Crimes (Mental Impairment and Unfitness to be Tried) Act 1997: Report (html)


The criminal justice system is frequently called on to respond to people charged with offences who have a mental condition, such as mental illness or disordered or impaired cognitive functioning. The Crimes (Mental Impairment and Unfitness to be Tried) Act 1997 (Vic) (‘CMIA’) deals with a small but significant number of cases involving people whose capacity or behaviour are so significantly affected by their mental condition that they require a specialised response from the law. The CMIA affects some of the most vulnerable members of our society and seeks to provide a humane and appropriate response in process and outcome. More broadly, it exists to ensure the safety of our community and to protect the rights of those people within it who are directly affected, in particular victims of crime and their families, and the family members of people subject to the CMIA.

The CMIA enshrines long-standing legal principles, fundamental to Victorian law, that all people are entitled to a fair hearing and that people should only be punished for behaviour for which they are criminally responsible. The CMIA sets out the law and process for determining whether a person is mentally unfit to stand trial for a criminal charge and whether a person, because of a mental impairment, is not criminally responsible for offending. It also sets out a system for managing people who have been found unfit to stand trial or not criminally responsible because of mental impairment.

Introduced in 1997, the CMIA abolished the system that previously existed, known as the ‘Governor’s pleasure’ regime. The Bill that introduced the CMIA received bipartisan support and was heralded as groundbreaking and progressive. It was landmark legislation that changed how Victorian law responded to people whose mental functioning was impaired to such a degree that they required a different standard of participation in the criminal justice system or for being held to account for criminal conduct. The CMIA abrogated the common law defence of insanity and established the statutory defence of mental impairment.

Three fundamental issues with the Governor’s pleasure regime were addressed by the introduction of the CMIA.

It introduced fairness by ensuring a process for determining the criminal responsibility of people unfit to stand trial. Previously, unfit people were detained in custody without any testing of the case against them. It introduced flexibility in the orders for supervision that could be made by a court and a comprehensive system of review of supervision orders that balanced community protection and therapeutic aims. It introduced transparency and accountability by establishing an independent and rigorous framework for release decisions to be made by the judiciary, removing the executive arm of government from such decision making.

There has been no complete review of the CMIA since it was introduced in 1997, 17 years ago. While discrete aspects of the CMIA have been examined, the Commission’s reference is the first full-scale review of the operation of this important legislation.

The terms of reference require that the Commission have regard to the recommendations made in 2013 by the Victorian Parliament Law Reform Committee in its Inquiry into Access to and Interaction with the Justice System by People with an Intellectual Disability and their Families and Carers. This the Commission has done. The Commission acknowledges the valuable work of that Committee.

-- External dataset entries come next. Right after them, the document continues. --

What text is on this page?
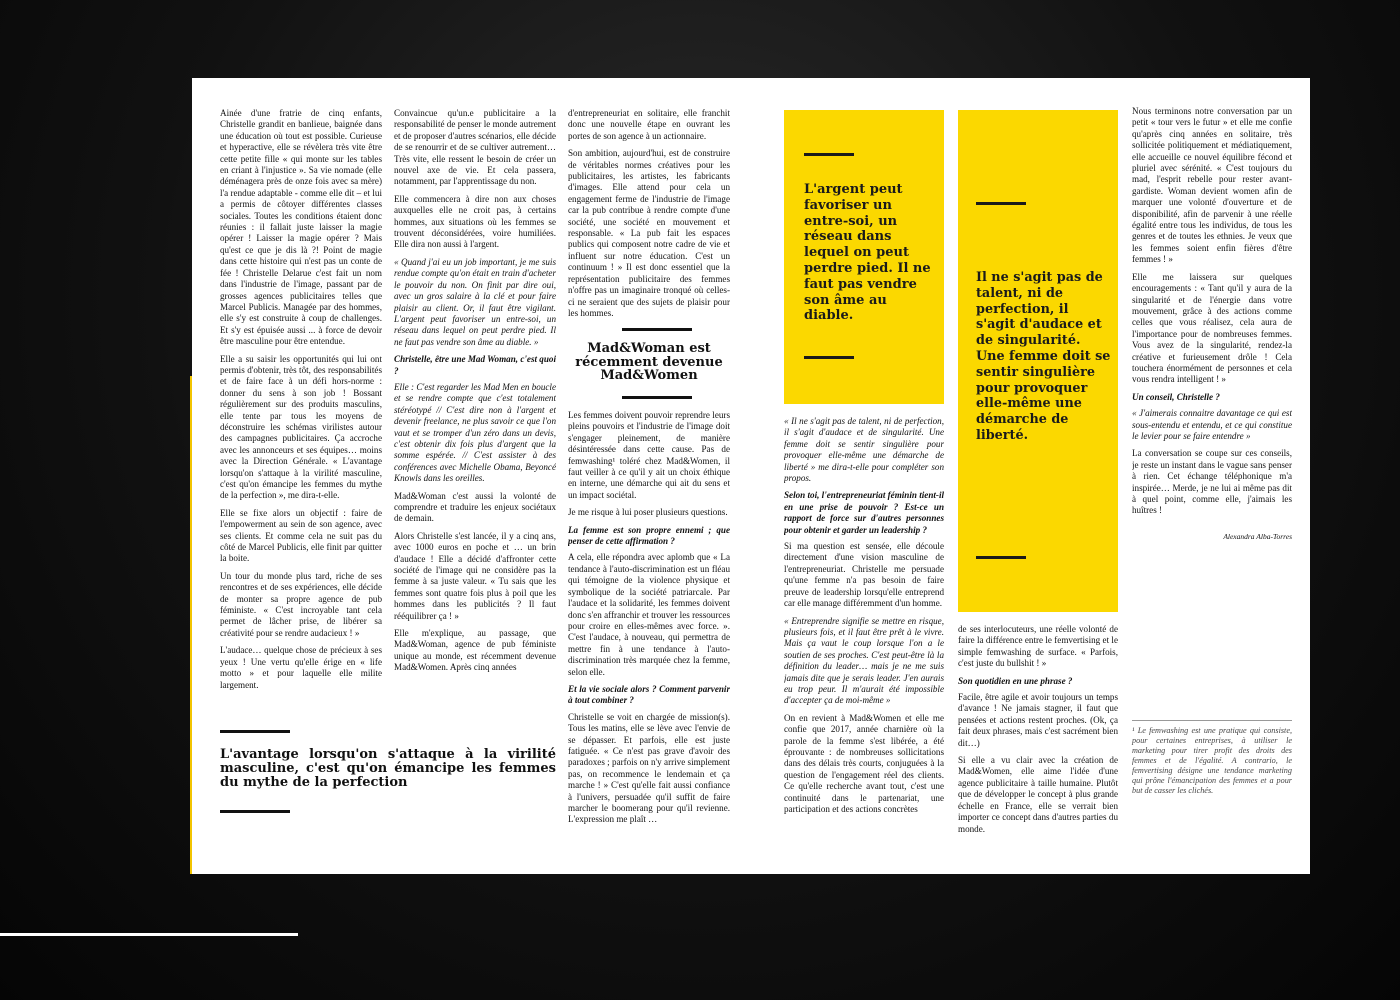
Ainée d'une fratrie de cinq enfants, Christelle grandit en banlieue, baignée dans une éducation où tout est possible. Curieuse et hyperactive, elle se révèlera très vite être cette petite fille « qui monte sur les tables en criant à l'injustice ». Sa vie nomade (elle déménagera près de onze fois avec sa mère) l'a rendue adaptable - comme elle dit – et lui a permis de côtoyer différentes classes sociales. Toutes les conditions étaient donc réunies : il fallait juste laisser la magie opérer ! Laisser la magie opérer ? Mais qu'est ce que je dis là ?! Point de magie dans cette histoire qui n'est pas un conte de fée ! Christelle Delarue c'est fait un nom dans l'industrie de l'image, passant par de grosses agences publicitaires telles que Marcel Publicis. Managée par des hommes, elle s'y est construite à coup de challenges. Et s'y est épuisée aussi ... à force de devoir être masculine pour être entendue.

Elle a su saisir les opportunités qui lui ont permis d'obtenir, très tôt, des responsabilités et de faire face à un défi hors-norme : donner du sens à son job ! Bossant régulièrement sur des produits masculins, elle tente par tous les moyens de déconstruire les schémas virilistes autour des campagnes publicitaires. Ça accroche avec les annonceurs et ses équipes… moins avec la Direction Générale. « L'avantage lorsqu'on s'attaque à la virilité masculine, c'est qu'on émancipe les femmes du mythe de la perfection », me dira-t-elle.

Elle se fixe alors un objectif : faire de l'empowerment au sein de son agence, avec ses clients. Et comme cela ne suit pas du côté de Marcel Publicis, elle finit par quitter la boite.

Un tour du monde plus tard, riche de ses rencontres et de ses expériences, elle décide de monter sa propre agence de pub féministe. « C'est incroyable tant cela permet de lâcher prise, de libérer sa créativité pour se rendre audacieux ! »

L'audace… quelque chose de précieux à ses yeux ! Une vertu qu'elle érige en « life motto » et pour laquelle elle milite largement.

L'avantage lorsqu'on s'attaque à la virilité masculine, c'est qu'on émancipe les femmes du mythe de la perfection

Convaincue qu'un.e publicitaire a la responsabilité de penser le monde autrement et de proposer d'autres scénarios, elle décide de se renourrir et de se cultiver autrement… Très vite, elle ressent le besoin de créer un nouvel axe de vie. Et cela passera, notamment, par l'apprentissage du non.

Elle commencera à dire non aux choses auxquelles elle ne croit pas, à certains hommes, aux situations où les femmes se trouvent déconsidérées, voire humiliées. Elle dira non aussi à l'argent.

« Quand j'ai eu un job important, je me suis rendue compte qu'on était en train d'acheter le pouvoir du non. On finit par dire oui, avec un gros salaire à la clé et pour faire plaisir au client. Or, il faut être vigilant. L'argent peut favoriser un entre-soi, un réseau dans lequel on peut perdre pied. Il ne faut pas vendre son âme au diable. »

Christelle, être une Mad Woman, c'est quoi ?

Elle : C'est regarder les Mad Men en boucle et se rendre compte que c'est totalement stéréotypé // C'est dire non à l'argent et devenir freelance, ne plus savoir ce que l'on vaut et se tromper d'un zéro dans un devis, c'est obtenir dix fois plus d'argent que la somme espérée. // C'est assister à des conférences avec Michelle Obama, Beyoncé Knowls dans les oreilles.

Mad&Woman c'est aussi la volonté de comprendre et traduire les enjeux sociétaux de demain.

Alors Christelle s'est lancée, il y a cinq ans, avec 1000 euros en poche et … un brin d'audace ! Elle a décidé d'affronter cette société de l'image qui ne considère pas la femme à sa juste valeur. « Tu sais que les femmes sont quatre fois plus à poil que les hommes dans les publicités ? Il faut rééquilibrer ça ! »

Elle m'explique, au passage, que Mad&Woman, agence de pub féministe unique au monde, est récemment devenue Mad&Women. Après cinq années

d'entrepreneuriat en solitaire, elle franchit donc une nouvelle étape en ouvrant les portes de son agence à un actionnaire.

Son ambition, aujourd'hui, est de construire de véritables normes créatives pour les publicitaires, les artistes, les fabricants d'images. Elle attend pour cela un engagement ferme de l'industrie de l'image car la pub contribue à rendre compte d'une société, une société en mouvement et responsable. « La pub fait les espaces publics qui composent notre cadre de vie et influent sur notre éducation. C'est un continuum ! » Il est donc essentiel que la représentation publicitaire des femmes n'offre pas un imaginaire tronqué où celles-ci ne seraient que des sujets de plaisir pour les hommes.

Mad&Woman est récemment devenue Mad&Women

Les femmes doivent pouvoir reprendre leurs pleins pouvoirs et l'industrie de l'image doit s'engager pleinement, de manière désintéressée dans cette cause. Pas de femwashing¹ toléré chez Mad&Women, il faut veiller à ce qu'il y ait un choix éthique en interne, une démarche qui ait du sens et un impact sociétal.

Je me risque à lui poser plusieurs questions.

La femme est son propre ennemi ; que penser de cette affirmation ?

A cela, elle répondra avec aplomb que « La tendance à l'auto-discrimination est un fléau qui témoigne de la violence physique et symbolique de la société patriarcale. Par l'audace et la solidarité, les femmes doivent donc s'en affranchir et trouver les ressources pour croire en elles-mêmes avec force. ». C'est l'audace, à nouveau, qui permettra de mettre fin à une tendance à l'auto-discrimination très marquée chez la femme, selon elle.

Et la vie sociale alors ? Comment parvenir à tout combiner ?

Christelle se voit en chargée de mission(s). Tous les matins, elle se lève avec l'envie de se dépasser. Et parfois, elle est juste fatiguée. « Ce n'est pas grave d'avoir des paradoxes ; parfois on n'y arrive simplement pas, on recommence le lendemain et ça marche ! » C'est qu'elle fait aussi confiance à l'univers, persuadée qu'il suffit de faire marcher le boomerang pour qu'il revienne. L'expression me plaît …

L'argent peut favoriser un entre-soi, un réseau dans lequel on peut perdre pied. Il ne faut pas vendre son âme au diable.
Il ne s'agit pas de talent, ni de perfection, il s'agit d'audace et de singularité. Une femme doit se sentir singulière pour provoquer elle-même une démarche de liberté.

« Il ne s'agit pas de talent, ni de perfection, il s'agit d'audace et de singularité. Une femme doit se sentir singulière pour provoquer elle-même une démarche de liberté » me dira-t-elle pour compléter son propos.

Selon toi, l'entrepreneuriat féminin tient-il en une prise de pouvoir ? Est-ce un rapport de force sur d'autres personnes pour obtenir et garder un leadership ?

Si ma question est sensée, elle découle directement d'une vision masculine de l'entrepreneuriat. Christelle me persuade qu'une femme n'a pas besoin de faire preuve de leadership lorsqu'elle entreprend car elle manage différemment d'un homme.

« Entreprendre signifie se mettre en risque, plusieurs fois, et il faut être prêt à le vivre. Mais ça vaut le coup lorsque l'on a le soutien de ses proches. C'est peut-être là la définition du leader… mais je ne me suis jamais dite que je serais leader. J'en aurais eu trop peur. Il m'aurait été impossible d'accepter ça de moi-même »

On en revient à Mad&Women et elle me confie que 2017, année charnière où la parole de la femme s'est libérée, a été éprouvante : de nombreuses sollicitations dans des délais très courts, conjuguées à la question de l'engagement réel des clients. Ce qu'elle recherche avant tout, c'est une continuité dans le partenariat, une participation et des actions concrètes

de ses interlocuteurs, une réelle volonté de faire la différence entre le femvertising et le simple femwashing de surface. « Parfois, c'est juste du bullshit ! »

Son quotidien en une phrase ?

Facile, être agile et avoir toujours un temps d'avance ! Ne jamais stagner, il faut que pensées et actions restent proches. (Ok, ça fait deux phrases, mais c'est sacrément bien dit…)

Si elle a vu clair avec la création de Mad&Women, elle aime l'idée d'une agence publicitaire à taille humaine. Plutôt que de développer le concept à plus grande échelle en France, elle se verrait bien importer ce concept dans d'autres parties du monde.

Nous terminons notre conversation par un petit « tour vers le futur » et elle me confie qu'après cinq années en solitaire, très sollicitée politiquement et médiatiquement, elle accueille ce nouvel équilibre fécond et pluriel avec sérénité. « C'est toujours du mad, l'esprit rebelle pour rester avant-gardiste. Woman devient women afin de marquer une volonté d'ouverture et de disponibilité, afin de parvenir à une réelle égalité entre tous les individus, de tous les genres et de toutes les ethnies. Je veux que les femmes soient enfin fières d'être femmes ! »

Elle me laissera sur quelques encouragements : « Tant qu'il y aura de la singularité et de l'énergie dans votre mouvement, grâce à des actions comme celles que vous réalisez, cela aura de l'importance pour de nombreuses femmes. Vous avez de la singularité, rendez-la créative et furieusement drôle ! Cela touchera énormément de personnes et cela vous rendra intelligent ! »

Un conseil, Christelle ?

« J'aimerais connaitre davantage ce qui est sous-entendu et entendu, et ce qui constitue le levier pour se faire entendre »

La conversation se coupe sur ces conseils, je reste un instant dans le vague sans penser à rien. Cet échange téléphonique m'a inspirée… Merde, je ne lui ai même pas dit à quel point, comme elle, j'aimais les huîtres !

Alexandra Alba-Torres
¹ Le femwashing est une pratique qui consiste, pour certaines entreprises, à utiliser le marketing pour tirer profit des droits des femmes et de l'égalité. A contrario, le femvertising désigne une tendance marketing qui prône l'émancipation des femmes et a pour but de casser les clichés.
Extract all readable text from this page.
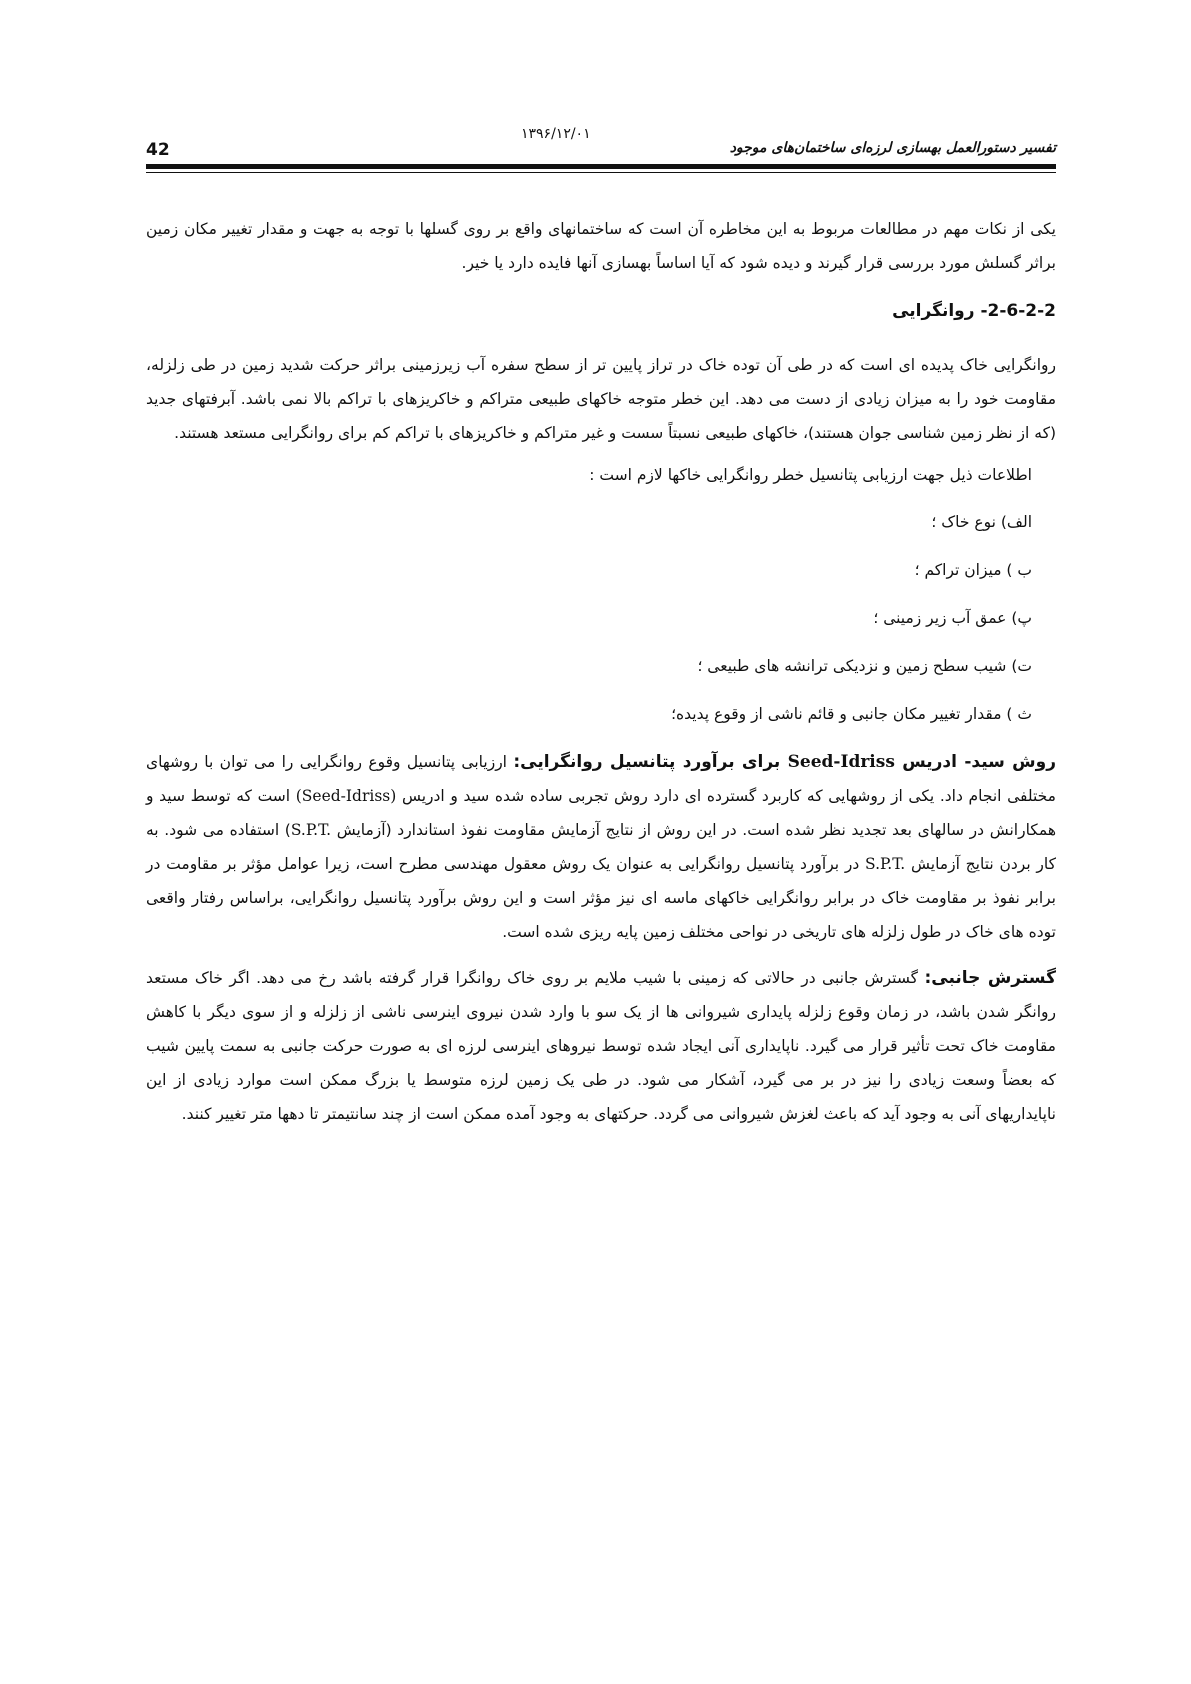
42
۱۳۹۶/۱۲/۰۱
تفسیر دستورالعمل بهسازی لرزه‌ای ساختمان‌های موجود

یکی از نکات مهم در مطالعات مربوط به این مخاطره آن است که ساختمانهای واقع بر روی گسلها با توجه به جهت و مقدار تغییر مکان زمین براثر گسلش مورد بررسی قرار گیرند و دیده شود که آیا اساساً بهسازی آنها فایده دارد یا خیر.

2-6-2-2- روانگرایی

روانگرایی خاک پدیده ای است که در طی آن توده خاک در تراز پایین تر از سطح سفره آب زیرزمینی براثر حرکت شدید زمین در طی زلزله، مقاومت خود را به میزان زیادی از دست می دهد. این خطر متوجه خاکهای طبیعی متراکم و خاکریزهای با تراکم بالا نمی باشد. آبرفتهای جدید (که از نظر زمین شناسی جوان هستند)، خاکهای طبیعی نسبتاً سست و غیر متراکم و خاکریزهای با تراکم کم برای روانگرایی مستعد هستند.

اطلاعات ذیل جهت ارزیابی پتانسیل خطر روانگرایی خاکها لازم است :

الف) نوع خاک ؛
ب ) میزان تراکم ؛
پ) عمق آب زیر زمینی ؛
ت) شیب سطح زمین و نزدیکی ترانشه های طبیعی ؛
ث ) مقدار تغییر مکان جانبی و قائم ناشی از وقوع پدیده؛

روش سید- ادریس Seed-Idriss برای برآورد پتانسیل روانگرایی: ارزیابی پتانسیل وقوع روانگرایی را می توان با روشهای مختلفی انجام داد. یکی از روشهایی که کاربرد گسترده ای دارد روش تجربی ساده شده سید و ادریس (Seed-Idriss) است که توسط سید و همکارانش در سالهای بعد تجدید نظر شده است. در این روش از نتایج آزمایش مقاومت نفوذ استاندارد (آزمایش S.P.T.) استفاده می شود. به کار بردن نتایج آزمایش S.P.T. در برآورد پتانسیل روانگرایی به عنوان یک روش معقول مهندسی مطرح است، زیرا عوامل مؤثر بر مقاومت در برابر نفوذ بر مقاومت خاک در برابر روانگرایی خاکهای ماسه ای نیز مؤثر است و این روش برآورد پتانسیل روانگرایی، براساس رفتار واقعی توده های خاک در طول زلزله های تاریخی در نواحی مختلف زمین پایه ریزی شده است.

گسترش جانبی: گسترش جانبی در حالاتی که زمینی با شیب ملایم بر روی خاک روانگرا قرار گرفته باشد رخ می دهد. اگر خاک مستعد روانگر شدن باشد، در زمان وقوع زلزله پایداری شیروانی ها از یک سو با وارد شدن نیروی اینرسی ناشی از زلزله و از سوی دیگر با کاهش مقاومت خاک تحت تأثیر قرار می گیرد. ناپایداری آنی ایجاد شده توسط نیروهای اینرسی لرزه ای به صورت حرکت جانبی به سمت پایین شیب که بعضاً وسعت زیادی را نیز در بر می گیرد، آشکار می شود. در طی یک زمین لرزه متوسط یا بزرگ ممکن است موارد زیادی از این ناپایداریهای آنی به وجود آید که باعث لغزش شیروانی می گردد. حرکتهای به وجود آمده ممکن است از چند سانتیمتر تا دهها متر تغییر کنند.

The Commission was asked to review the operation of the CMIA and to consider whether changes were needed to ensure that it operates justly, effectively and consistently with its underlying principles. The Commission was asked to consider issues in the terms of reference that comprehended the operation of the CMIA in the Supreme Court and County Court, as well as the possibility of extending its operation in the Magistrates’ Court. The supplementary terms of reference, received after the Commission was well advanced in the reference, necessitated examination of the possible expansion of the CMIA’s operation in the Children’s Court. The terms of reference also sought review of the provisions governing the supervision order regime and how community and other interests are represented under the CMIA. This prompted an examination of its effect with regard to government and non-government organisations in the fields of criminal justice, health and disability that have a role under the CMIA, as well as individuals directly affected by these laws.

The Commission was also asked to have regard to the cost implications of its recommendations. In this, the Commission was greatly assisted by work it commissioned from the Melbourne School of Population and Global Health, University of Melbourne, to model particular aspects of proposed reforms.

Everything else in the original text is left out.